The Vitale family enters their new home, followed by family, friends and volunteers, after a 2007 renovation by  Extreme Makeover: Home Edition.  (Zachary
The Vitale family enters their new home, followed by family, friends and volunteers, after a 2007 renovation by Extreme Makeover: Home Edition. (Zachary P. Stephens/Reformer file photo)
Friday November 23, 2012

ATHENS -- Five years after the community rallied in their support, a local family still has much to be grateful for this Thanksgiving.

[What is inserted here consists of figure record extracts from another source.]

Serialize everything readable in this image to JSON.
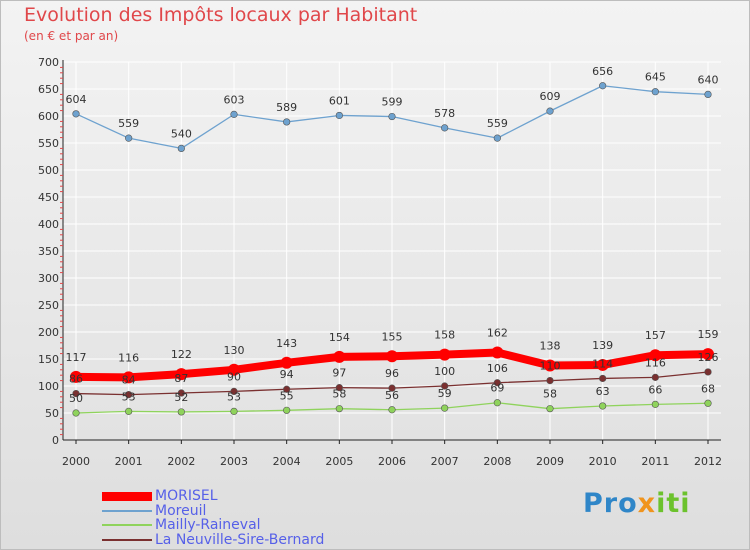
{
  "header": {
    "title": "Evolution des Impôts locaux par Habitant",
    "subtitle": "(en € et par an)"
  },
  "logo": {
    "text": "Proxiti"
  },
  "chart_data": {
    "type": "line",
    "title": "Evolution des Impôts locaux par Habitant",
    "subtitle": "(en € et par an)",
    "xlabel": "",
    "ylabel": "",
    "ylim": [
      0,
      700
    ],
    "yticks": [
      0,
      50,
      100,
      150,
      200,
      250,
      300,
      350,
      400,
      450,
      500,
      550,
      600,
      650,
      700
    ],
    "grid": true,
    "legend_position": "bottom-left",
    "categories": [
      "2000",
      "2001",
      "2002",
      "2003",
      "2004",
      "2005",
      "2006",
      "2007",
      "2008",
      "2009",
      "2010",
      "2011",
      "2012"
    ],
    "series": [
      {
        "name": "MORISEL",
        "color": "#ff0000",
        "highlight": true,
        "values": [
          117,
          116,
          122,
          130,
          143,
          154,
          155,
          158,
          162,
          138,
          139,
          157,
          159
        ]
      },
      {
        "name": "Moreuil",
        "color": "#6ea2cf",
        "highlight": false,
        "values": [
          604,
          559,
          540,
          603,
          589,
          601,
          599,
          578,
          559,
          609,
          656,
          645,
          640
        ]
      },
      {
        "name": "Mailly-Raineval",
        "color": "#8fd35c",
        "highlight": false,
        "values": [
          50,
          53,
          52,
          53,
          55,
          58,
          56,
          59,
          69,
          58,
          63,
          66,
          68
        ]
      },
      {
        "name": "La Neuville-Sire-Bernard",
        "color": "#7a3030",
        "highlight": false,
        "values": [
          86,
          84,
          87,
          90,
          94,
          97,
          96,
          100,
          106,
          110,
          114,
          116,
          126
        ]
      }
    ]
  }
}
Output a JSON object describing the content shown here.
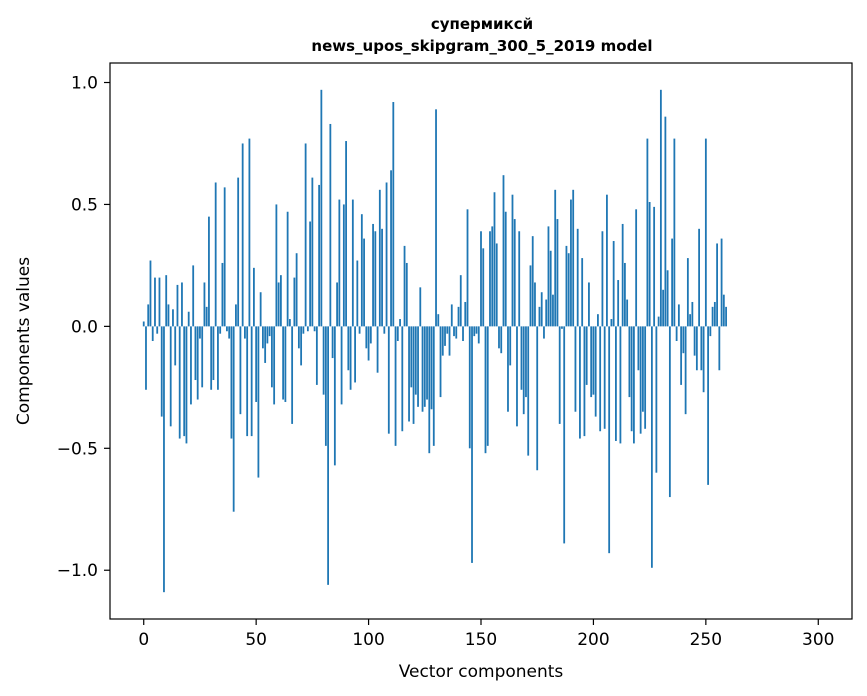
{
  "chart_data": {
    "type": "bar",
    "title": "супермиксй",
    "subtitle": "news_upos_skipgram_300_5_2019 model",
    "xlabel": "Vector components",
    "ylabel": "Components values",
    "xlim": [
      -15,
      315
    ],
    "ylim": [
      -1.2,
      1.08
    ],
    "xticks": [
      0,
      50,
      100,
      150,
      200,
      250,
      300
    ],
    "yticks": [
      -1.0,
      -0.5,
      0.0,
      0.5,
      1.0
    ],
    "ytick_labels": [
      "−1.0",
      "−0.5",
      "0.0",
      "0.5",
      "1.0"
    ],
    "bar_color": "#1f77b4",
    "values": [
      0.02,
      -0.26,
      0.09,
      0.27,
      -0.06,
      0.2,
      -0.03,
      0.2,
      -0.37,
      -1.09,
      0.21,
      0.09,
      -0.41,
      0.07,
      -0.16,
      0.17,
      -0.46,
      0.18,
      -0.45,
      -0.48,
      0.06,
      -0.32,
      0.25,
      -0.22,
      -0.3,
      -0.05,
      -0.25,
      0.18,
      0.08,
      0.45,
      -0.26,
      -0.22,
      0.59,
      -0.26,
      -0.03,
      0.26,
      0.57,
      -0.02,
      -0.05,
      -0.46,
      -0.76,
      0.09,
      0.61,
      -0.36,
      0.75,
      -0.05,
      -0.45,
      0.77,
      -0.45,
      0.24,
      -0.31,
      -0.62,
      0.14,
      -0.09,
      -0.15,
      -0.07,
      -0.04,
      -0.25,
      -0.32,
      0.5,
      0.18,
      0.21,
      -0.3,
      -0.31,
      0.47,
      0.03,
      -0.4,
      0.2,
      0.3,
      -0.09,
      -0.16,
      -0.03,
      0.75,
      -0.02,
      0.43,
      0.61,
      -0.02,
      -0.24,
      0.58,
      0.97,
      -0.28,
      -0.49,
      -1.06,
      0.83,
      -0.13,
      -0.57,
      0.18,
      0.52,
      -0.32,
      0.5,
      0.76,
      -0.18,
      -0.26,
      0.52,
      -0.23,
      0.27,
      -0.03,
      0.46,
      0.36,
      -0.09,
      -0.14,
      -0.07,
      0.42,
      0.39,
      -0.19,
      0.56,
      0.4,
      -0.03,
      0.59,
      -0.44,
      0.64,
      0.92,
      -0.49,
      -0.06,
      0.03,
      -0.43,
      0.33,
      0.26,
      -0.39,
      -0.25,
      -0.4,
      -0.28,
      -0.33,
      0.16,
      -0.35,
      -0.33,
      -0.3,
      -0.52,
      -0.34,
      -0.49,
      0.89,
      0.05,
      -0.29,
      -0.12,
      -0.08,
      -0.03,
      -0.12,
      0.09,
      -0.04,
      -0.05,
      0.08,
      0.21,
      -0.06,
      0.1,
      0.48,
      -0.5,
      -0.97,
      -0.04,
      -0.03,
      -0.07,
      0.39,
      0.32,
      -0.52,
      -0.49,
      0.39,
      0.41,
      0.55,
      0.34,
      -0.09,
      -0.11,
      0.62,
      0.47,
      -0.35,
      -0.16,
      0.54,
      0.44,
      -0.41,
      0.39,
      -0.26,
      -0.36,
      -0.29,
      -0.53,
      0.25,
      0.37,
      0.18,
      -0.59,
      0.08,
      0.14,
      -0.05,
      0.11,
      0.41,
      0.31,
      0.13,
      0.56,
      0.44,
      -0.4,
      -0.01,
      -0.89,
      0.33,
      0.3,
      0.52,
      0.56,
      -0.35,
      0.4,
      -0.46,
      0.28,
      -0.45,
      -0.24,
      0.18,
      -0.29,
      -0.28,
      -0.37,
      0.05,
      -0.43,
      0.39,
      -0.42,
      0.54,
      -0.93,
      0.03,
      0.35,
      -0.47,
      0.19,
      -0.48,
      0.42,
      0.26,
      0.11,
      -0.29,
      -0.43,
      -0.48,
      0.48,
      -0.18,
      -0.44,
      -0.35,
      -0.42,
      0.77,
      0.51,
      -0.99,
      0.49,
      -0.6,
      0.04,
      0.97,
      0.15,
      0.86,
      0.23,
      -0.7,
      0.36,
      0.77,
      -0.06,
      0.09,
      -0.24,
      -0.11,
      -0.36,
      0.28,
      0.05,
      0.1,
      -0.12,
      -0.18,
      0.4,
      -0.18,
      -0.27,
      0.77,
      -0.65,
      -0.04,
      0.08,
      0.1,
      0.34,
      -0.18,
      0.36,
      0.13,
      0.08
    ]
  }
}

Louis and Sara Vitale had their house renovated by ABC's "Extreme Makeover: Home Edition" in September 2007 to accommodate a son with an undiagnosed central nervous system disorder and skeletal abnormalities. The town, with the help of the network, rolled up its sleeves and constructed a 3,000-square-foot, wheelchair-accessible home complete with medical equipment.

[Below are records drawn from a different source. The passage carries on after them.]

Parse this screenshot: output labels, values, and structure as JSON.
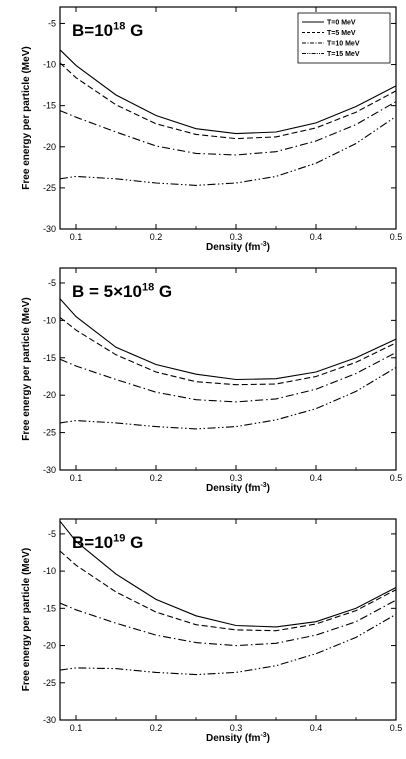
{
  "chart_data": [
    {
      "type": "line",
      "title": "B=10",
      "title_exponent": "18",
      "title_suffix": " G",
      "xlabel": "Density (fm",
      "xlabel_exponent": "-3",
      "xlabel_suffix": ")",
      "ylabel": "Free energy per particle (MeV)",
      "xlim": [
        0.08,
        0.5
      ],
      "ylim": [
        -30,
        -3
      ],
      "xticks": [
        "0.1",
        "0.2",
        "0.3",
        "0.4",
        "0.5"
      ],
      "yticks": [
        "-5",
        "-10",
        "-15",
        "-20",
        "-25",
        "-30"
      ],
      "legend_position": "top-right",
      "x": [
        0.08,
        0.1,
        0.15,
        0.2,
        0.25,
        0.3,
        0.35,
        0.4,
        0.45,
        0.5
      ],
      "series": [
        {
          "name": "T=0 MeV",
          "dash": "solid",
          "values": [
            -8.2,
            -10.1,
            -13.7,
            -16.2,
            -17.8,
            -18.4,
            -18.2,
            -17.1,
            -15.1,
            -12.6
          ]
        },
        {
          "name": "T=5 MeV",
          "dash": "dashed",
          "values": [
            -9.8,
            -11.6,
            -14.9,
            -17.2,
            -18.5,
            -19.0,
            -18.8,
            -17.7,
            -15.8,
            -13.2
          ]
        },
        {
          "name": "T=10 MeV",
          "dash": "dashdot",
          "values": [
            -15.6,
            -16.4,
            -18.2,
            -19.9,
            -20.8,
            -21.0,
            -20.6,
            -19.3,
            -17.3,
            -14.5
          ]
        },
        {
          "name": "T=15 MeV",
          "dash": "dashdotdot",
          "values": [
            -23.9,
            -23.6,
            -23.9,
            -24.4,
            -24.7,
            -24.4,
            -23.6,
            -22.0,
            -19.6,
            -16.3
          ]
        }
      ]
    },
    {
      "type": "line",
      "title": "B = 5×10",
      "title_exponent": "18",
      "title_suffix": " G",
      "xlabel": "Density (fm",
      "xlabel_exponent": "-3",
      "xlabel_suffix": ")",
      "ylabel": "Free energy per particle (MeV)",
      "xlim": [
        0.08,
        0.5
      ],
      "ylim": [
        -30,
        -3
      ],
      "xticks": [
        "0.1",
        "0.2",
        "0.3",
        "0.4",
        "0.5"
      ],
      "yticks": [
        "-5",
        "-10",
        "-15",
        "-20",
        "-25",
        "-30"
      ],
      "x": [
        0.08,
        0.1,
        0.15,
        0.2,
        0.25,
        0.3,
        0.35,
        0.4,
        0.45,
        0.5
      ],
      "series": [
        {
          "dash": "solid",
          "values": [
            -7.1,
            -9.5,
            -13.6,
            -15.9,
            -17.2,
            -17.9,
            -17.8,
            -16.9,
            -15.0,
            -12.5
          ]
        },
        {
          "dash": "dashed",
          "values": [
            -9.6,
            -11.3,
            -14.6,
            -16.9,
            -18.2,
            -18.6,
            -18.5,
            -17.5,
            -15.6,
            -13.0
          ]
        },
        {
          "dash": "dashdot",
          "values": [
            -15.2,
            -16.1,
            -17.9,
            -19.6,
            -20.6,
            -20.9,
            -20.5,
            -19.2,
            -17.1,
            -14.3
          ]
        },
        {
          "dash": "dashdotdot",
          "values": [
            -23.7,
            -23.4,
            -23.7,
            -24.2,
            -24.5,
            -24.2,
            -23.3,
            -21.8,
            -19.5,
            -16.3
          ]
        }
      ]
    },
    {
      "type": "line",
      "title": "B=10",
      "title_exponent": "19",
      "title_suffix": " G",
      "xlabel": "Density (fm",
      "xlabel_exponent": "-3",
      "xlabel_suffix": ")",
      "ylabel": "Free energy per particle (MeV)",
      "xlim": [
        0.08,
        0.5
      ],
      "ylim": [
        -30,
        -3
      ],
      "xticks": [
        "0.1",
        "0.2",
        "0.3",
        "0.4",
        "0.5"
      ],
      "yticks": [
        "-5",
        "-10",
        "-15",
        "-20",
        "-25",
        "-30"
      ],
      "x": [
        0.08,
        0.1,
        0.15,
        0.2,
        0.25,
        0.3,
        0.35,
        0.4,
        0.45,
        0.5
      ],
      "series": [
        {
          "dash": "solid",
          "values": [
            -3.3,
            -6.0,
            -10.4,
            -13.8,
            -16.0,
            -17.3,
            -17.5,
            -16.8,
            -15.0,
            -12.2
          ]
        },
        {
          "dash": "dashed",
          "values": [
            -7.3,
            -9.2,
            -12.8,
            -15.5,
            -17.2,
            -17.9,
            -18.0,
            -17.1,
            -15.3,
            -12.5
          ]
        },
        {
          "dash": "dashdot",
          "values": [
            -14.3,
            -15.2,
            -17.0,
            -18.6,
            -19.6,
            -20.0,
            -19.7,
            -18.6,
            -16.8,
            -13.9
          ]
        },
        {
          "dash": "dashdotdot",
          "values": [
            -23.3,
            -23.0,
            -23.1,
            -23.6,
            -23.9,
            -23.6,
            -22.7,
            -21.1,
            -18.9,
            -15.8
          ]
        }
      ]
    }
  ]
}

"The community did an amazing thing for us," said Louis Vitale. "It transformed our lives. It certainly made (Louis Jr's) life a lot easier. It's been good for everybody."

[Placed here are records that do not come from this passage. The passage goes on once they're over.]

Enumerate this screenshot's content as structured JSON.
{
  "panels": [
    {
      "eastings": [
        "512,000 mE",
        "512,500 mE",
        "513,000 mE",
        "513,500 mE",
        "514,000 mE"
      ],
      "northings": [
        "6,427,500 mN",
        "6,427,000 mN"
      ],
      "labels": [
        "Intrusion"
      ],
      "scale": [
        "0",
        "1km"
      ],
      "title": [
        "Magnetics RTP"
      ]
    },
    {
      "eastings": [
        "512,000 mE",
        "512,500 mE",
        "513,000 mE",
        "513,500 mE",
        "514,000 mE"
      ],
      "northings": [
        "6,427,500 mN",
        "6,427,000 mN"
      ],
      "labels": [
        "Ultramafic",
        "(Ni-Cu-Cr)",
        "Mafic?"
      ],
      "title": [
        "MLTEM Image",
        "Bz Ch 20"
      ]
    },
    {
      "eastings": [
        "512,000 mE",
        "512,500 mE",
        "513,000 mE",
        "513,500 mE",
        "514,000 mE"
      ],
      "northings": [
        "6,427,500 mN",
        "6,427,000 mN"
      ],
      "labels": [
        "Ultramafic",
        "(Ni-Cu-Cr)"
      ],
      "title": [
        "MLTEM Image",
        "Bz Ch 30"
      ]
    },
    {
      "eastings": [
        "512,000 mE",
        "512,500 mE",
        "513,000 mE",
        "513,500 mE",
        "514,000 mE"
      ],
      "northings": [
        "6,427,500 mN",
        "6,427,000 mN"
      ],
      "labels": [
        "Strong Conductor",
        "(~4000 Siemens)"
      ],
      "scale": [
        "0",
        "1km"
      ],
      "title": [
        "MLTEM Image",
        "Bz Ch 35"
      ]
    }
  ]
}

He said the house has been a godsend, but, as in several other instances around the country, the heavy-duty renovations jacked up the property values, and thus the taxes.

The Vitales briefly got behind on their mortgage payments and eventually taxes - which are nearly as much as their mortgage - started piling up. Vitale said he owes $7,000 in taxes. Earlier this year, the Vitales briefly put the house on the market with an asking price of $599,000, but changed their minds.

Elizabeth Agostini, the collector of delinquent taxes in Athens, sent the family a notice that the house would go up for tax sale on Tuesday, Nov. 30. Larry Slason, an attorney with Bellows Fallsbased law firm Salmon & Nostrand, which provides legal counsel for Athens, said a tax sale is a procedure towns can use to collect delinquent taxes. He said if a property owner has failed to pay taxes, the land (as well as dwelling or mobile home on it) can be put up for public sale.

Slason said once the sale is completed, the owners will have one year to redeem the property by paying the sale price - plus 1 percent interest per month - to whoever won the public sale.

But Vitale told the Reformer on Wednesday that Chase Bank, his mortgage lenders, have agreed to pay the delinquent taxes and add the costs onto his monthly payments for the next few years. Vitale said he is 99 percent sure the tax sale will not take place.

"It's nice of them to do that," he said. "It's one of those times banking policy worked out in our favor." Louis said despite the hassle, he is eternally grateful for what ABC and the local community did for his family. He said many people have tried to paint the network in a negative light but said that is completely inappropriate.

He said he knew before the work started that his property values would go up but was willing to accept that for his children Kane, 8, Louis Jr., 7, and Teyah, 8 months. Louise Jr. is the one with the undiagnosed condition.

"Anybody who's looking to bash the television show or bash our community for doing what they did should find another place to look because we're not interested in hearing the negative side of it," he said. "I get a lot of people that say, 'The house must be falling apart by now.' The house is not falling apart. ... The house is beautiful. I am forever grateful to the show, to the community."

He said he has a lot to be thankful for because he, his wife and his children are in good health and are together. Louis - who owns the 7Eleven on 1020 Western Ave. in West Brattleboro - said he and his wife have owned the land with the home on it since 2002.